Johnny Xiang, fondatore della AgRadar Consulting con sede a Pechino, è stato citato nel rapporto:

La Cina ha recentemente aumentato gli acquisti di soia statunitense, a seguito delle discussioni di fine ottobre tra i leader dei due paesi sudcoreani.

Questo segna un cambiamento, poiché la Cina aveva per lo più evitato la soia statunitense per diversi mesi a causa delle continue tensioni commerciali tra Washington e Pechino.

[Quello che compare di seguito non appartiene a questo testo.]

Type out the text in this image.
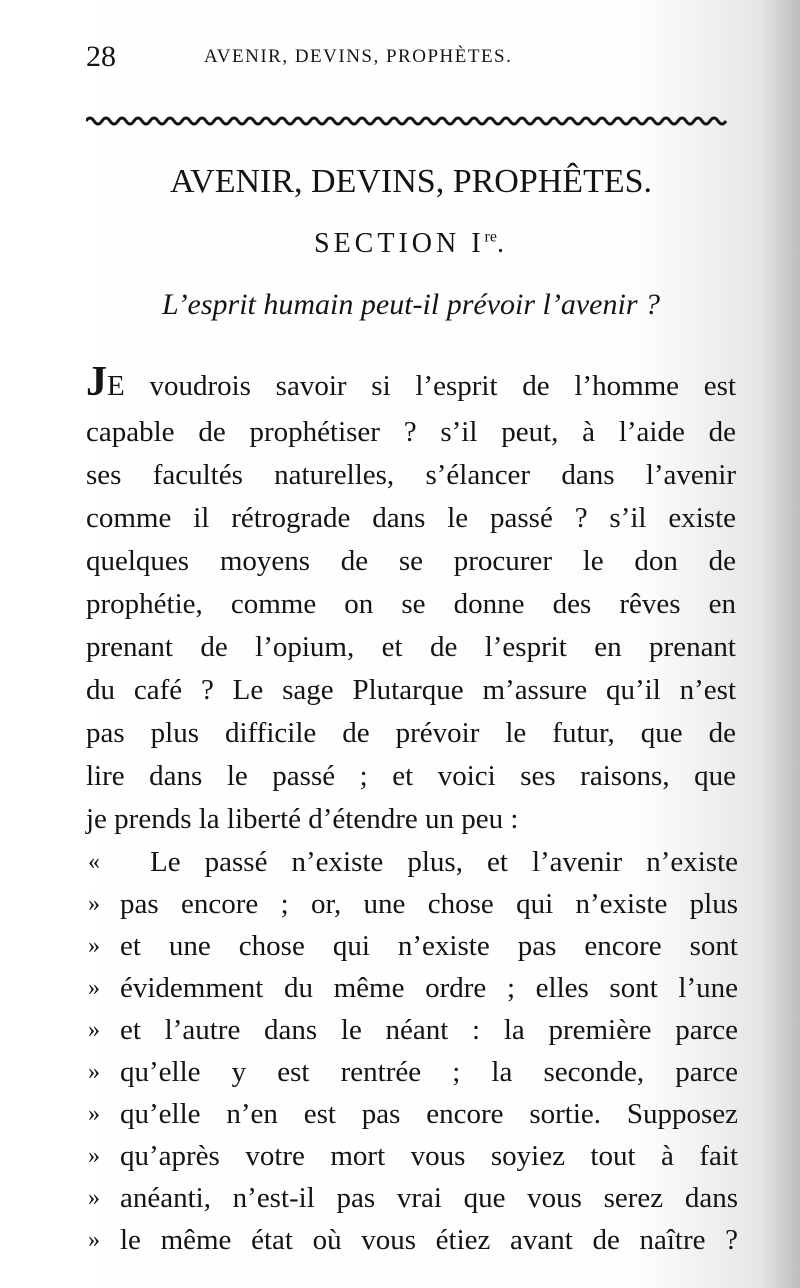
28	AVENIR, DEVINS, PROPHÈTES.
AVENIR, DEVINS, PROPHÊTES.
SECTION Ire.
L’esprit humain peut-il prévoir l’avenir ?
JE voudrois savoir si l’esprit de l’homme est
capable de prophétiser ? s’il peut, à l’aide de
ses facultés naturelles, s’élancer dans l’avenir
comme il rétrograde dans le passé ? s’il existe
quelques moyens de se procurer le don de
prophétie, comme on se donne des rêves en
prenant de l’opium, et de l’esprit en prenant
du café ? Le sage Plutarque m’assure qu’il n’est
pas plus difficile de prévoir le futur, que de
lire dans le passé ; et voici ses raisons, que
je prends la liberté d’étendre un peu :
«	Le passé n’existe plus, et l’avenir n’existe
» pas encore ; or, une chose qui n’existe plus
» et une chose qui n’existe pas encore sont
» évidemment du même ordre ; elles sont l’une
» et l’autre dans le néant : la première parce
» qu’elle y est rentrée ; la seconde, parce
» qu’elle n’en est pas encore sortie. Supposez
» qu’après votre mort vous soyiez tout à fait
» anéanti, n’est-il pas vrai que vous serez dans
» le même état où vous étiez avant de naître ?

L'acquirente statale di cereali, COFCO, è stato il principale responsabile di questo aumento degli acquisti.

Dalla fine di ottobre, COFCO ha registrato quasi 2 milioni di tonnellate di soia americana, secondo i dati del Dipartimento dell'Agricoltura degli Stati Uniti.

Nonostante la Casa Bianca abbia annunciato 12 milioni di tonnellate di acquisti, gli accordi più recenti sono comunque significativamente inferiori a questa cifra.

Tuttavia, il segretario al Tesoro degli Stati Uniti Scott Bessent ha dichiarato martedì che gli acquisti cinesi di soia americana stanno procedendo "esattamente secondo i tempi previsti."

Ha fatto riferimento a un accordo esistente secondo cui Pechino dovrebbe acquistare 87,5 milioni di tonnellate di questo prodotto statunitense nei prossimi tre anni e mezzo.